Beijing is gearing up for a five-year campaign to give the capital’s residents healthier food.
Most Beijing people would have previously scoffed at the idea that agricultural products such as vegetables and fruit should be sold under registered brands, but they will have to get used to the idea.
All food sold in Beijing by 2005 will have to meet strict quality standards, Zhao Fengshan, a top rural work official, said Thursday.
Before that, Beijing will concentrate on securing the quality of seven main food types used daily including vegetables, fruit, grain, meat, eggs, milk, and fish. Officials will check on products from their production to when they are served at dinner tables.
“Although the overall quality of food in Beijing is good and people should feel safe, we have to do better to catch up with world standards now that hunger is no longer a major problem,” said Zhao.
“Beijing should dedicate its future agriculture to the production of green food which meet international standards.”
By doing this, the city will improve ordinary people’s lives. Beijing also hopes its annual food exports will exceed 10 billion yuan (US$1.2 billion) by 2005.
Beijing was made a pilot city this April by the Ministry of Agriculture in a national campaign dedicated to improving the overall quality of the country’s agricultural products.
Quality defects have resulted in Chinese agricultural products taking up only a small share of the international market, and have even led to them being barred from certain markets.
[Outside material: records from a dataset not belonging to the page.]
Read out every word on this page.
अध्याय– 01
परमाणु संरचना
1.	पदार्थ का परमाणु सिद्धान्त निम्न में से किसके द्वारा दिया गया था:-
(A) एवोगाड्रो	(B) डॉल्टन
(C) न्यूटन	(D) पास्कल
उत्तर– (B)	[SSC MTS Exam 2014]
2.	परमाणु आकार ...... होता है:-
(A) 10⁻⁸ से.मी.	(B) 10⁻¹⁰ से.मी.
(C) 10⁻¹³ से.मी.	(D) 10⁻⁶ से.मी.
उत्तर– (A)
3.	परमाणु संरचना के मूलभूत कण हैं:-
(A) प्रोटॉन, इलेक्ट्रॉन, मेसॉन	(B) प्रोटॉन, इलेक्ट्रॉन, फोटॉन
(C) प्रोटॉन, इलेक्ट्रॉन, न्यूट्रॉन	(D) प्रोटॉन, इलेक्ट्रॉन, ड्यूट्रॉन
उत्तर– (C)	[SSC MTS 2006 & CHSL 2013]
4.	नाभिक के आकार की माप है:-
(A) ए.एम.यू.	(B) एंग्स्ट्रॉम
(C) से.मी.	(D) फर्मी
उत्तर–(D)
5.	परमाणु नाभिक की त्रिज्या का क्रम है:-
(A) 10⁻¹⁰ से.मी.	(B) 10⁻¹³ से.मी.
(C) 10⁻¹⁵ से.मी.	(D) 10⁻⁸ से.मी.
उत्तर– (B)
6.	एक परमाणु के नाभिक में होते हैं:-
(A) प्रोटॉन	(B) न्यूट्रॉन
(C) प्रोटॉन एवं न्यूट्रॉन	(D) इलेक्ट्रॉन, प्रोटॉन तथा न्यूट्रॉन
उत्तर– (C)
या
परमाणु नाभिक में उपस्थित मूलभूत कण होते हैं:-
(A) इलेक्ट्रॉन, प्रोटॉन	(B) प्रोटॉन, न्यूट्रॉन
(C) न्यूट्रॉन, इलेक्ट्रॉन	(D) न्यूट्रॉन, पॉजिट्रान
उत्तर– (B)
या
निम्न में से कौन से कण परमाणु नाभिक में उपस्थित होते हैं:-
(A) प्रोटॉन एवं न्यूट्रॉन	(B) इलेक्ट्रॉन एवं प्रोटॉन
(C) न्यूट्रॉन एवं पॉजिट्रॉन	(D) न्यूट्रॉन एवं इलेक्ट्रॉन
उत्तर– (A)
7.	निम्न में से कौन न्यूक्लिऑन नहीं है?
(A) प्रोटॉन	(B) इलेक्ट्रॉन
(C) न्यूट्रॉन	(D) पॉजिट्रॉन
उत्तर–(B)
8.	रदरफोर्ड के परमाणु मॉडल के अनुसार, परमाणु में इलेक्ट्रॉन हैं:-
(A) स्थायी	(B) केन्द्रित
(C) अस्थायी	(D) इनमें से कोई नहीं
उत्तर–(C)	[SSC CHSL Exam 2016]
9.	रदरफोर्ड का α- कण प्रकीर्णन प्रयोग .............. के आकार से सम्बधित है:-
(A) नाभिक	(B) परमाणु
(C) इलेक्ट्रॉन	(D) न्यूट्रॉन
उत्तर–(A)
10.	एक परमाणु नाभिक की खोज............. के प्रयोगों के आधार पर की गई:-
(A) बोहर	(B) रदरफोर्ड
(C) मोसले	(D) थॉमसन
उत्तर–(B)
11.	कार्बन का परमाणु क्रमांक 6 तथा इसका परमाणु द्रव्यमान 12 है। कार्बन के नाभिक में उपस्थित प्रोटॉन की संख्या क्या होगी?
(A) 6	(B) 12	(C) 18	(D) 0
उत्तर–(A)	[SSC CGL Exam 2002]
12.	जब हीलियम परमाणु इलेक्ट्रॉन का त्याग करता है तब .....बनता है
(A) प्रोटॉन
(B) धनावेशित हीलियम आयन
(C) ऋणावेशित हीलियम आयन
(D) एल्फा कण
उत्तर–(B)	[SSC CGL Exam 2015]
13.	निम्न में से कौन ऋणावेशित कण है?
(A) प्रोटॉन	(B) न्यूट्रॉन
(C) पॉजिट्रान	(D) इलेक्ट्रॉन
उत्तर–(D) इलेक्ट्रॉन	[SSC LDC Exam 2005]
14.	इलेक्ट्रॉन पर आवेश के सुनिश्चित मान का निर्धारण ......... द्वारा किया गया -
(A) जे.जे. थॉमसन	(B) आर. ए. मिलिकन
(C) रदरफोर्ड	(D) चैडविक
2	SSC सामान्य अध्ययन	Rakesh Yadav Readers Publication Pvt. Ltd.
However, the latest campaign might prove difficult for farmers who have been accustomed to aiming for increased output rather than concentrating on quality.
It is hoped they will learn that being slow to change will mean only losing market advantage and money, said Zhao.
The 3,000-odd vegetable planters in Shunyi District’s Liqiao Town, which was selected as a pilot base for the Beijing campaign last year, reported gains made without having to increase output.
Their average household revenue for the year was more than 20,000 yuan (US$2,400), at least three times the city’s average for farmers.